Analyse der Sprachevolution

Erst 2012 stützten Forscher in "Science" die Anatolientheorie, indem sie ein Modell der Genanalyse für die Entwicklung eines Sprachstammbaums nutzten. Ihrem Ergebnis widersprechen nun Wissenschafter der University of California in Berkeley, die auf eine ähnliche Methode zurückgriffen: Sie verglichen 200 Wörter aus lebenden und ausgestorbenen indoeuropäischen Sprachen und rekonstruierten so deren räumliche und zeitliche Entwicklung. Mithilfe eines statistischen Verfahrens datierten sie den wahrscheinlichen Entstehungszeitpunkt auf vor rund 5500 bis 6500 Jahren.

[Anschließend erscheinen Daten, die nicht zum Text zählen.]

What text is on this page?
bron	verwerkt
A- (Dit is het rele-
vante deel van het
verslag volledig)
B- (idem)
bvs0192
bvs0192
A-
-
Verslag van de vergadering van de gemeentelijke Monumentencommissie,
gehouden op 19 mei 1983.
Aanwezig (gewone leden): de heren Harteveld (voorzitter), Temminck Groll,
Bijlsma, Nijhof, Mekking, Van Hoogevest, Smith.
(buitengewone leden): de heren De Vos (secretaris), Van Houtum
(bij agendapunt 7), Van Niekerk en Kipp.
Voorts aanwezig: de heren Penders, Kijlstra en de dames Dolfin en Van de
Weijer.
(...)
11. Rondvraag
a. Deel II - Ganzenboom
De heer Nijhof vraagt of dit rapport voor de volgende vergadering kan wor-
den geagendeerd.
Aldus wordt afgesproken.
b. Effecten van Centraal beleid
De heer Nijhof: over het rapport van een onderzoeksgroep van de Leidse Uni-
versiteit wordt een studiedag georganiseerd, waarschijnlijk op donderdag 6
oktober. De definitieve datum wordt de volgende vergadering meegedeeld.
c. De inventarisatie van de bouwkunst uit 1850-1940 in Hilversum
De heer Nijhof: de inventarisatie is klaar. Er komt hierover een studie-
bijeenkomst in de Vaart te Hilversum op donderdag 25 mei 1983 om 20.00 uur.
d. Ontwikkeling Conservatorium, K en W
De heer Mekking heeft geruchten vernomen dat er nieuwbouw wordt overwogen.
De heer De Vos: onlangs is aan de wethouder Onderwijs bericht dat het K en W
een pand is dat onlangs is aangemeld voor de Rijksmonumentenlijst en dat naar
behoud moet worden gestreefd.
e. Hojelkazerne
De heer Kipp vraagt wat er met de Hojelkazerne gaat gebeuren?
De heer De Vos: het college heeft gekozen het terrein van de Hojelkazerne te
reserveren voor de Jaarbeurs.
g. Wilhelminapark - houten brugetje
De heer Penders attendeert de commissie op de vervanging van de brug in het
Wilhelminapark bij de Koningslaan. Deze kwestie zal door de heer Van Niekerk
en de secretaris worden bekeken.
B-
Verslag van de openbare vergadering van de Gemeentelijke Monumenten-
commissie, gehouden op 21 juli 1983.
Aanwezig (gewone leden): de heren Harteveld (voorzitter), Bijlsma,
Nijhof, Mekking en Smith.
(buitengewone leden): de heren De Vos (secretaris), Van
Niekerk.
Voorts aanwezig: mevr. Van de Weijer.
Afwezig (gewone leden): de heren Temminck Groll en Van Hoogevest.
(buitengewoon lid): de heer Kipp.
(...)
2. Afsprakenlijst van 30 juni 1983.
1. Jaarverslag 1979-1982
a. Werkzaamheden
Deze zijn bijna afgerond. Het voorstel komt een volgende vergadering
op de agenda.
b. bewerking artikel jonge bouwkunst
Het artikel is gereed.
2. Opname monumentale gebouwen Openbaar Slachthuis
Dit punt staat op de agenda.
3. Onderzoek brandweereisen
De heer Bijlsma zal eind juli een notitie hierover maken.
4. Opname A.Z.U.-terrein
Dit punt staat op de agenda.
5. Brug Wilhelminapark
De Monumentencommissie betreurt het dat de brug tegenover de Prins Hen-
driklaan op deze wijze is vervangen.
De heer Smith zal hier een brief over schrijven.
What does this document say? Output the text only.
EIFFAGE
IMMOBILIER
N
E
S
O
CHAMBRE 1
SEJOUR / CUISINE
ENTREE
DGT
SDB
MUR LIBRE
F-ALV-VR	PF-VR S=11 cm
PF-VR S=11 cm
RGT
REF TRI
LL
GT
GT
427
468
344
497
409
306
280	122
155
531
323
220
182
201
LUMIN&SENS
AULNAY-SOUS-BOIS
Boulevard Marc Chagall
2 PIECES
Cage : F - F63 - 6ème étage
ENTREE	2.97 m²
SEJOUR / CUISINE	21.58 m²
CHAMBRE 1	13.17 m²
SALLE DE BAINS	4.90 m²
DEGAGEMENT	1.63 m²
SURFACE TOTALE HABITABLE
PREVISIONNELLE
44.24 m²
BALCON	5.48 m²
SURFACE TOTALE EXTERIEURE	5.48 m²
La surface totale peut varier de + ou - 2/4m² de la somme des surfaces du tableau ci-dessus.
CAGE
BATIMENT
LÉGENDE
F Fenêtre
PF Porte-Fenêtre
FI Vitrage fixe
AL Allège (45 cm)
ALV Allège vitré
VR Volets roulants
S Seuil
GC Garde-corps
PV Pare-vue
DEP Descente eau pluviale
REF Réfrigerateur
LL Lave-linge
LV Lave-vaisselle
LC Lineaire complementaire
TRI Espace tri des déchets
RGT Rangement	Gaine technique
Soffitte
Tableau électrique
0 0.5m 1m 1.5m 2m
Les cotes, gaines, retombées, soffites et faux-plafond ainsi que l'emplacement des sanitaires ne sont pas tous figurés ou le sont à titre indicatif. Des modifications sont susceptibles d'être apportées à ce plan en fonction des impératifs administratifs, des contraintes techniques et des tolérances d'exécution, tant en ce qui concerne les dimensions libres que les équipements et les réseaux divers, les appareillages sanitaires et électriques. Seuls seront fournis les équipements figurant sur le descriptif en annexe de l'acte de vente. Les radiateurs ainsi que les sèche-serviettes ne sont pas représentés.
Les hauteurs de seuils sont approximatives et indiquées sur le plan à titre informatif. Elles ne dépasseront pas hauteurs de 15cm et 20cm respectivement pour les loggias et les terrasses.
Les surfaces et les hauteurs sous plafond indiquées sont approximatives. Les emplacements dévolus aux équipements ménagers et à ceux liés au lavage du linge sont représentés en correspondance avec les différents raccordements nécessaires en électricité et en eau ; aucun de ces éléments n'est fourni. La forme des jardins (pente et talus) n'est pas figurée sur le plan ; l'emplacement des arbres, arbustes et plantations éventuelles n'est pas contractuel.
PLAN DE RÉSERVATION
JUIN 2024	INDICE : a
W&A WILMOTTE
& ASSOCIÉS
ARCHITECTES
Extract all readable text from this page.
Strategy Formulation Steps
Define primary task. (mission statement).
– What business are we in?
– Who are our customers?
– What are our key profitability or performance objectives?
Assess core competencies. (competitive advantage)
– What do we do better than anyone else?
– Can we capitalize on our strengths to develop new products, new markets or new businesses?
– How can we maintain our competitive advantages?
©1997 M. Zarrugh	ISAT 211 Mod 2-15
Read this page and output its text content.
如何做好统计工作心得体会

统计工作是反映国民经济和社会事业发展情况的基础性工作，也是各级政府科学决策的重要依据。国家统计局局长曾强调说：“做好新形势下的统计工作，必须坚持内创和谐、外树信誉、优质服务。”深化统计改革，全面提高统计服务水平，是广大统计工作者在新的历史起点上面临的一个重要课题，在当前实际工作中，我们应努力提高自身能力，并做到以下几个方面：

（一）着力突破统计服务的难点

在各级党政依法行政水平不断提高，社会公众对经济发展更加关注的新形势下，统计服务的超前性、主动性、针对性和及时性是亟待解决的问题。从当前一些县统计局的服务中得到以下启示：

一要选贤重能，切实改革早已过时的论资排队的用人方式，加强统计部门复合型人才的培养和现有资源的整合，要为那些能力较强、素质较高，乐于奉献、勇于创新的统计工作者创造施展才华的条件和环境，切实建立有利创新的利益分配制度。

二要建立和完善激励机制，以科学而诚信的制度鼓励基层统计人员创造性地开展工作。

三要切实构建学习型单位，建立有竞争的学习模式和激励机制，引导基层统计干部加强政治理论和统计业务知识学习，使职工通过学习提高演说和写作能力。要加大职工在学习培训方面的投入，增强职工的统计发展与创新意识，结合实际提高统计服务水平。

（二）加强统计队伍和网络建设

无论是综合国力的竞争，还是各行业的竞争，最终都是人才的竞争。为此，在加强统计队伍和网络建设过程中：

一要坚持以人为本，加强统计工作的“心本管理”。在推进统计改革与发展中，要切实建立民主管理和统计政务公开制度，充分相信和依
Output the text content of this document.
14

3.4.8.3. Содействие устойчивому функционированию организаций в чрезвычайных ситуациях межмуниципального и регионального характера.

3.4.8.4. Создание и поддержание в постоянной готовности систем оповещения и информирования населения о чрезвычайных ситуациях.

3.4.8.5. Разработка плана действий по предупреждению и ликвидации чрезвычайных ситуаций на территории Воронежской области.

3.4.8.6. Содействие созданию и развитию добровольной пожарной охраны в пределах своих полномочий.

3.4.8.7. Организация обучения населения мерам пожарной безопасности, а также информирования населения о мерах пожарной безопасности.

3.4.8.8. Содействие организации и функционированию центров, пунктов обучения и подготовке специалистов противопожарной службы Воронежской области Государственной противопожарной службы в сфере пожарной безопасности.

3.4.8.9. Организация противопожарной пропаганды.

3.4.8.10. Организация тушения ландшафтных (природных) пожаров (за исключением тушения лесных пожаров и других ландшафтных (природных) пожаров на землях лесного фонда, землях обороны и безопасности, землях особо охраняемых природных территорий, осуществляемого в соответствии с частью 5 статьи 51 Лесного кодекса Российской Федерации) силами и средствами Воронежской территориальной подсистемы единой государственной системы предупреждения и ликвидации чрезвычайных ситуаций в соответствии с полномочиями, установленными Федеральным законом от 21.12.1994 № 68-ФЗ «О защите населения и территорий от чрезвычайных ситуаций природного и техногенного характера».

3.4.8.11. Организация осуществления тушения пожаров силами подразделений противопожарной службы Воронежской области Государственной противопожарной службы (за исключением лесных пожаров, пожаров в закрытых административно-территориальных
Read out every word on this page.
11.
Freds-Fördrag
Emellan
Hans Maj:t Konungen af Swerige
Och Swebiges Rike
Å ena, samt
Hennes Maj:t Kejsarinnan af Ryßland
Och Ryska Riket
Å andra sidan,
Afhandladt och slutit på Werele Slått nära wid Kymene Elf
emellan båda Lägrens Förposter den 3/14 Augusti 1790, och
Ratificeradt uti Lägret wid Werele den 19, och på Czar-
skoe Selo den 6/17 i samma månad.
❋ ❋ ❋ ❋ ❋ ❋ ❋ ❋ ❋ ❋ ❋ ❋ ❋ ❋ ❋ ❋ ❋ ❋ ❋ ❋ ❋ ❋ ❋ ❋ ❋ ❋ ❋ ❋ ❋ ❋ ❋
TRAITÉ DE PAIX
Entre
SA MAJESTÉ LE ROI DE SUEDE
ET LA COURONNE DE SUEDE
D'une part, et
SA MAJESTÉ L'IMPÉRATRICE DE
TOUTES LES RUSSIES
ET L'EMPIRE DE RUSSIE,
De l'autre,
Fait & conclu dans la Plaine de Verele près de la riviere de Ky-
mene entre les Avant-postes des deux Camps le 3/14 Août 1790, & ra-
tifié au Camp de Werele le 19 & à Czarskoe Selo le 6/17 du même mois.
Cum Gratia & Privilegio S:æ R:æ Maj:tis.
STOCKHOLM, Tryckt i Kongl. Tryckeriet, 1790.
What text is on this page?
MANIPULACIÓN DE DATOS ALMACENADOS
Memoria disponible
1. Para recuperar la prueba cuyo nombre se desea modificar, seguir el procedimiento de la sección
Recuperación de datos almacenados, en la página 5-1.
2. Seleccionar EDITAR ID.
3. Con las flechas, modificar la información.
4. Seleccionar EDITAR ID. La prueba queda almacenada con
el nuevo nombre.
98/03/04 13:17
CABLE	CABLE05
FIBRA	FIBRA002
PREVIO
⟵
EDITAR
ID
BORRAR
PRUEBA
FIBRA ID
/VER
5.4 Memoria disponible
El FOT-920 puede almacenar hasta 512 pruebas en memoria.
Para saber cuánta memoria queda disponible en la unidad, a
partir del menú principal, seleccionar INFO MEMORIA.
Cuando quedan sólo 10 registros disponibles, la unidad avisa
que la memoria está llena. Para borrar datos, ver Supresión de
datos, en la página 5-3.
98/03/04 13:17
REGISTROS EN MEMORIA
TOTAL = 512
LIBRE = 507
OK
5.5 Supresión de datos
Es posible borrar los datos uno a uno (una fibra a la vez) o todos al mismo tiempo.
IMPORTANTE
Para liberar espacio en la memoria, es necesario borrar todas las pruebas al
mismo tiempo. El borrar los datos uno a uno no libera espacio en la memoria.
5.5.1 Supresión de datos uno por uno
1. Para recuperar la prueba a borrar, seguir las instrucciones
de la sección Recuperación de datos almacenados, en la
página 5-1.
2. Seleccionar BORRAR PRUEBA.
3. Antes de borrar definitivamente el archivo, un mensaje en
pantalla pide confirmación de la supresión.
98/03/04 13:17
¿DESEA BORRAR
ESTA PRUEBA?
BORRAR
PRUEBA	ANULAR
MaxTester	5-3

"Unsere statistische phylogenetische Analyse stützt die Entstehung der indoeuropäischen Sprachen in der pontisch-kaspischen Steppe", schreiben die Forscher in "Language". Demnach wäre also das Steppenland, das sich von Moldawien über die Ukraine und Russland bis nach Kasachstan erstreckt, die Wiege unserer Sprache. Das Fehlen handfester Beweise lässt aber nur eine Gewissheit zu: Der Streit um die Ursprache ist noch nicht ausgefochten. (David Rennert, DER STANDARD, 20.2.2015)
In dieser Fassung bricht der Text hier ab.